Variant of Eleazar, from Hebrew meaning 'God has helped.'
Eliazar is a variant of the ancient Hebrew name Eliezer (אֱלִיעֶזֶר), composed of El ("God") and ezer ("help"), yielding the meaning "my God has helped" or "God is my help." The name appears repeatedly in the Hebrew Bible, most notably as the name of Abraham's trusted chief servant — the unnamed figure in Genesis 24 who travels to find a wife for Isaac and is traditionally identified as Eliezer by rabbinic tradition — and as the name of one of Moses's sons, marking it as a name of enormous patriarchal and covenantal weight. Eliezer gave rise to the Greek form Lazaros, which became Lazarus in Latin — most famous in the New Testament as the man Jesus raised from the dead in the Gospel of John.

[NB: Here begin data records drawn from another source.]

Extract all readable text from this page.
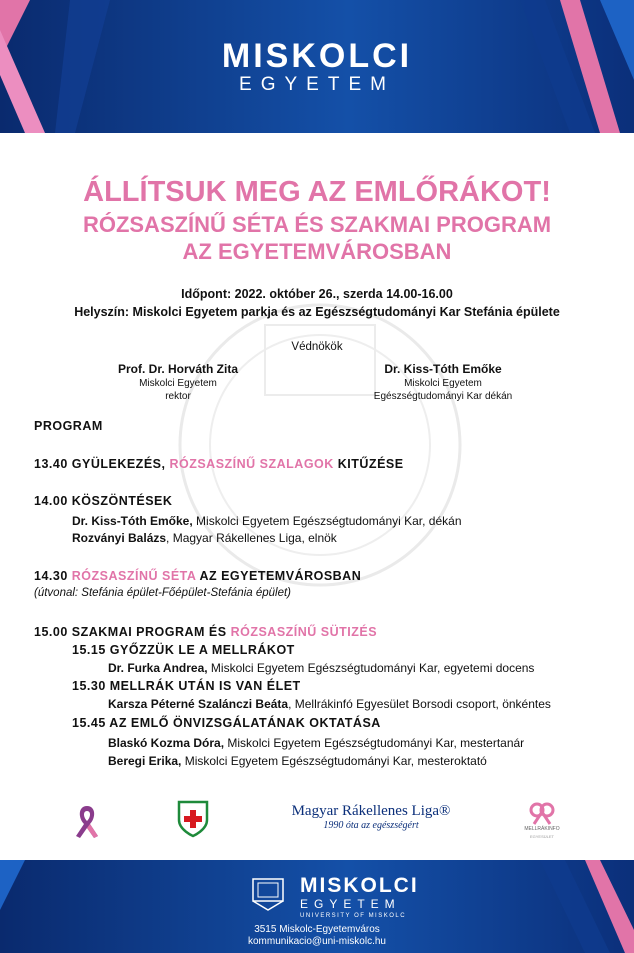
MISKOLCI
EGYETEM
ÁLLÍTSUK MEG AZ EMLŐRÁKOT!
RÓZSASZÍNŰ SÉTA ÉS SZAKMAI PROGRAM
AZ EGYETEMVÁROSBAN
Időpont: 2022. október 26., szerda 14.00-16.00
Helyszín: Miskolci Egyetem parkja és az Egészségtudományi Kar Stefánia épülete
Védnökök
Prof. Dr. Horváth Zita
Miskolci Egyetem
rektor
Dr. Kiss-Tóth Emőke
Miskolci Egyetem
Egészségtudományi Kar dékán
PROGRAM
13.40 GYÜLEKEZÉS, RÓZSASZÍNŰ SZALAGOK KITŰZÉSE
14.00 KÖSZÖNTÉSEK
Dr. Kiss-Tóth Emőke, Miskolci Egyetem Egészségtudományi Kar, dékán
Rozványi Balázs, Magyar Rákellenes Liga, elnök
14.30 RÓZSASZÍNŰ SÉTA AZ EGYETEMVÁROSBAN
(útvonal: Stefánia épület-Főépület-Stefánia épület)
15.00 SZAKMAI PROGRAM ÉS RÓZSASZÍNŰ SÜTIZÉS
15.15 GYŐZZÜK LE A MELLRÁKOT
Dr. Furka Andrea, Miskolci Egyetem Egészségtudományi Kar, egyetemi docens
15.30 MELLRÁK UTÁN IS VAN ÉLET
Karsza Péterné Szalánczi Beáta, Mellrákinfó Egyesület Borsodi csoport, önkéntes
15.45 AZ EMLŐ ÖNVIZSGÁLATÁNAK OKTATÁSA
Blaskó Kozma Dóra, Miskolci Egyetem Egészségtudományi Kar, mestertanár
Beregi Erika, Miskolci Egyetem Egészségtudományi Kar, mesteroktató
Magyar Rákellenes Liga®
1990 óta az egészségért	MELLRÁKINFO
EGYESÜLET
MISKOLCI
EGYETEM
UNIVERSITY OF MISKOLC
3515 Miskolc-Egyetemváros
kommunikacio@uni-miskolc.hu
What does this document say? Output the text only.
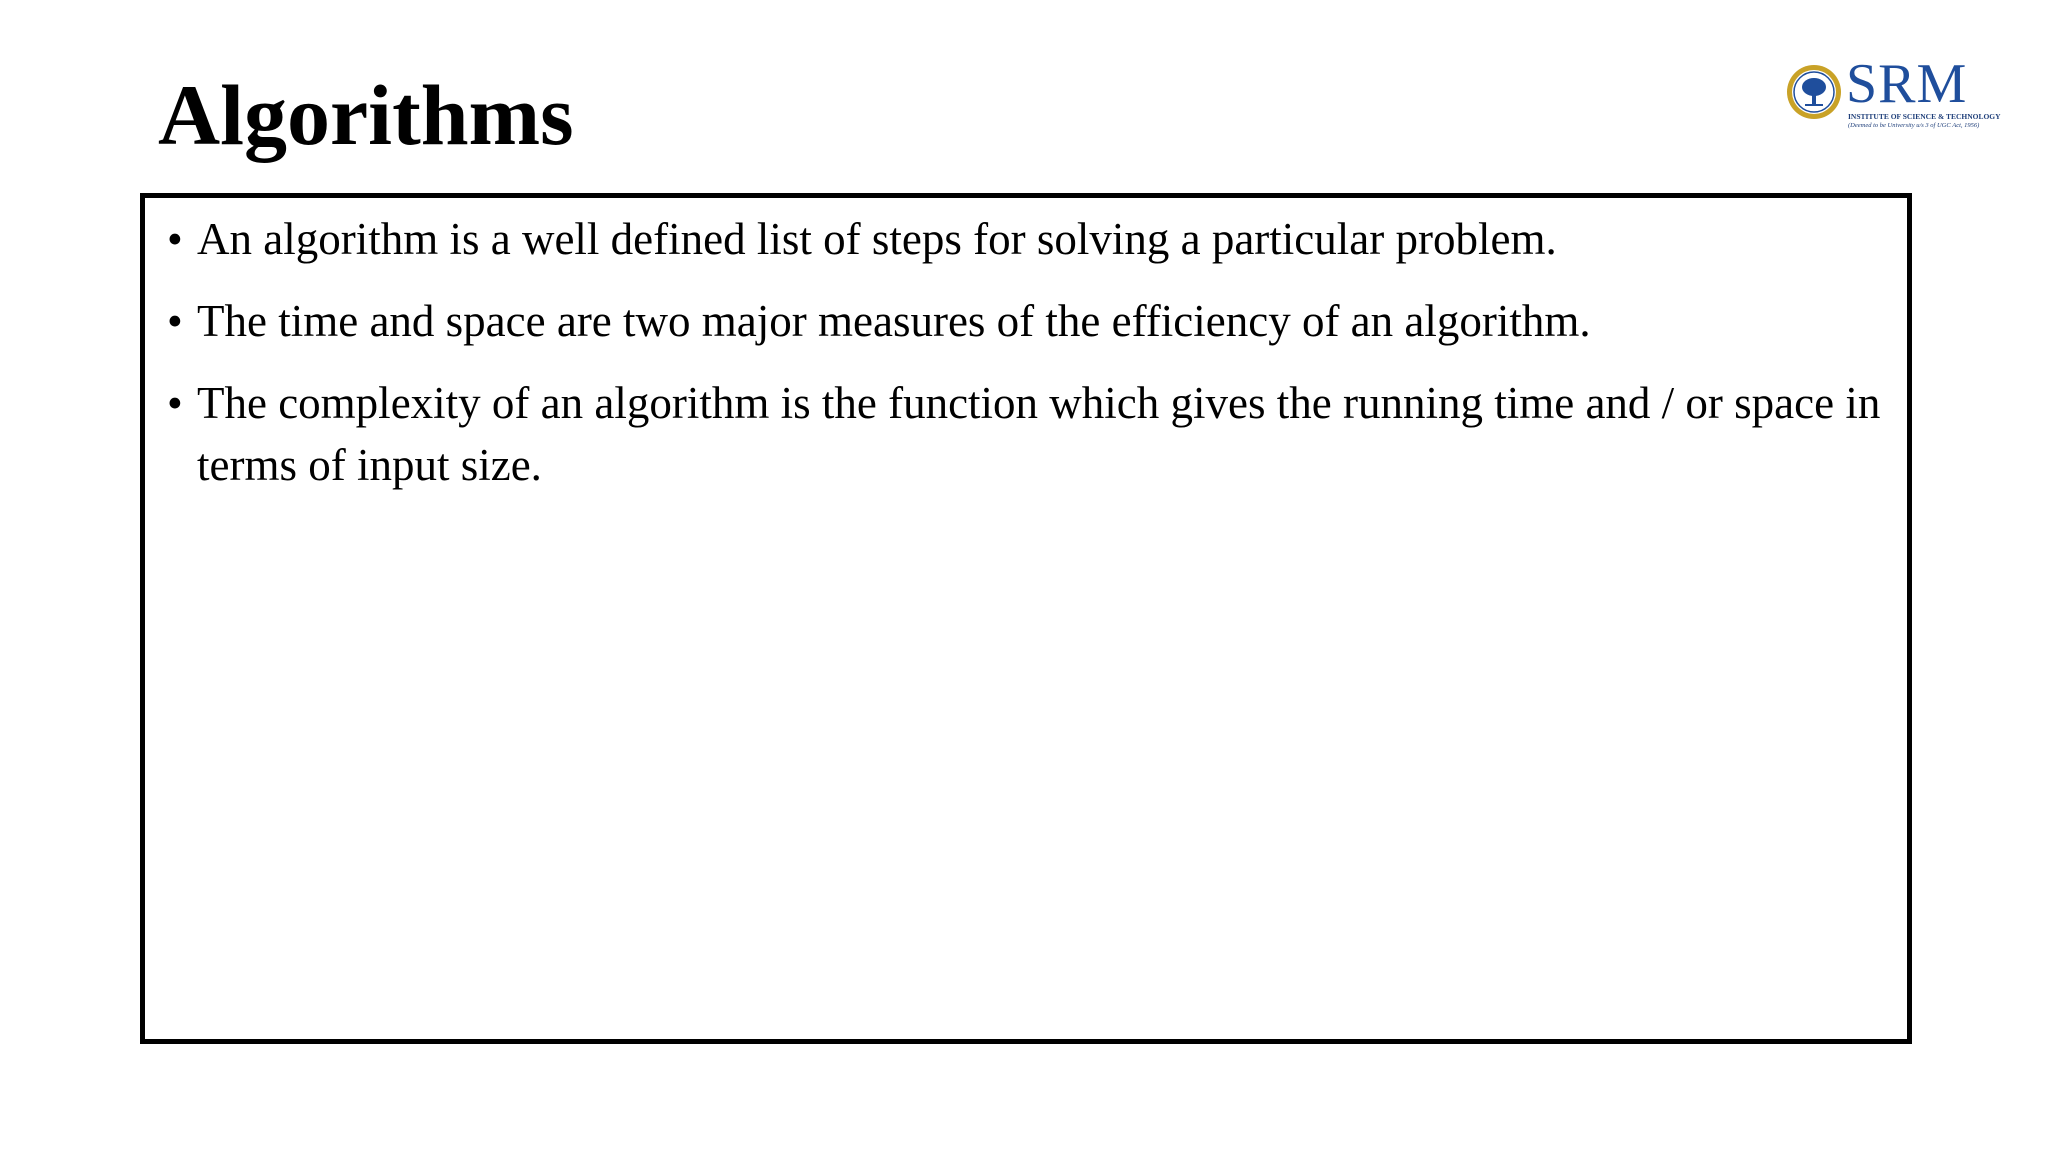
Algorithms	SRM
INSTITUTE OF SCIENCE & TECHNOLOGY
(Deemed to be University u/s 3 of UGC Act, 1956)
• An algorithm is a well defined list of steps for solving a particular problem.
• The time and space are two major measures of the efficiency of an algorithm.
• The complexity of an algorithm is the function which gives the running time and / or space in terms of input size.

That story so shaped Western imagination that the name became a byword for miraculous resurrection and second chances. The form Eliazar retains the Hebrew texture that Lazarus has lost, giving it currency in Sephardic Jewish communities, in Latin American countries with strong Catholic traditions blended with Semitic name awareness, and in families seeking biblical names that feel less anglicized. In usage today, Eliazar occupies a meaningful niche: it is identifiably ancient and scriptural, carries deep religious gravitas, but remains rare enough to feel distinctive.
Its five syllables — eh-lee-AH-zar — have a liturgical beauty, and the name shortens naturally to Eli, one of the warmest and most popular short names in contemporary use. It is a name carrying millennia of faith and gratitude in its roots.